Artikel 11 Algemene wijzigingsregels
11.1 geringe veranderingen in de plaats, ligging en/of afmetingen van bestemmingsgrenzen
Burgemeester en wethouders hebben de bevoegdheid het plan te wijzigen in de vorm van het aanbrengen van geringe veranderingen in de plaats, ligging en/of afmetingen van bestemmingsgrenzen, met inachtneming van tenminste de volgende voorwaarden:
-
a. het straat- en bebouwingsbeeld en de verkeersveiligheidsbelangen mogen niet onevenredig worden geschaad;
-
b. geen onevenredige aantasting mag plaatsvinden van in de omgeving aanwezige functies en waarden;
-
c. geen onevenredige aantasting mag plaatsvinden van de belangen van eigenaren en gebruikers van omliggende gronden.

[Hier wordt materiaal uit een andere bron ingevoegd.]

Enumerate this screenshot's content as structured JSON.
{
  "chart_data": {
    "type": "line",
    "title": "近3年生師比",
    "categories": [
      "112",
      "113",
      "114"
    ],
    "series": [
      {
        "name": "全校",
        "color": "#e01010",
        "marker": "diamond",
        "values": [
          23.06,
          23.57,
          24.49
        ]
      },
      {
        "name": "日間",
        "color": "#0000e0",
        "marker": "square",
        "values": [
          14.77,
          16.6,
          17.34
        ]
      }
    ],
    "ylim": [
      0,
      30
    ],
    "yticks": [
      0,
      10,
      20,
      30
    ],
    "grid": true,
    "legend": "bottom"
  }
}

11.2 wijziging van een bestemming in de bestemming Bos of Natuur
Burgemeester en wethouders hebben de bevoegdheid het plan te wijzigen in de vorm van het wijzigen van de ter plaatse geldende bestemming in de bestemming Bos of Natuur, met inachtneming van tenminste de volgende voorwaarden:
-
a. er dient een inrichtings- en beheersvisie te worden opgesteld waarin de natuurontwikkeling dan wel de bosaanleg is uitgewerkt;
-
b. geen onevenredige aantasting mag plaatsvinden van in de omgeving aanwezige functies en waarden;
-
c. geen onevenredige aantasting mag plaatsvinden van de belangen van eigenaren en gebruikers van omliggende gronden.
11.3 wijziging van een bestemming in de bestemming Groen
Burgemeester en wethouders hebben de bevoegdheid het plan te wijzigen in de vorm van het wijzigen van de ter plaatse geldende bestemming in de bestemming Groen, met inachtneming van tenminste de volgende voorwaarden:
-
a. zorggedragen dient te worden voor een streekeigen landschappelijke inpassing;
-
b. geen onevenredige aantasting mag plaatsvinden van in de omgeving aanwezige functies en waarden;
-
c. geen onevenredige aantasting mag plaatsvinden van de belangen van eigenaren en gebruikers van omliggende gronden.
11.4 wijziging van een bestemming in de bestemming Water
Burgemeester en wethouders hebben de bevoegdheid het plan te wijzigen in de vorm van het wijzigen van de ter plaatse geldende bestemming in de bestemming Water ten behoeve van waterretentie, met inachtneming van tenminste de volgende voorwaarden:
-
a. uit onderzoek blijkt dat waterretentie binnen het gebied noodzakelijk is;
-
b. geen onevenredige aantasting mag plaatsvinden van in de omgeving aanwezige functies en waarden;
-
c. geen onevenredige aantasting mag plaatsvinden van de belangen van eigenaren en gebruikers van omliggende gronden.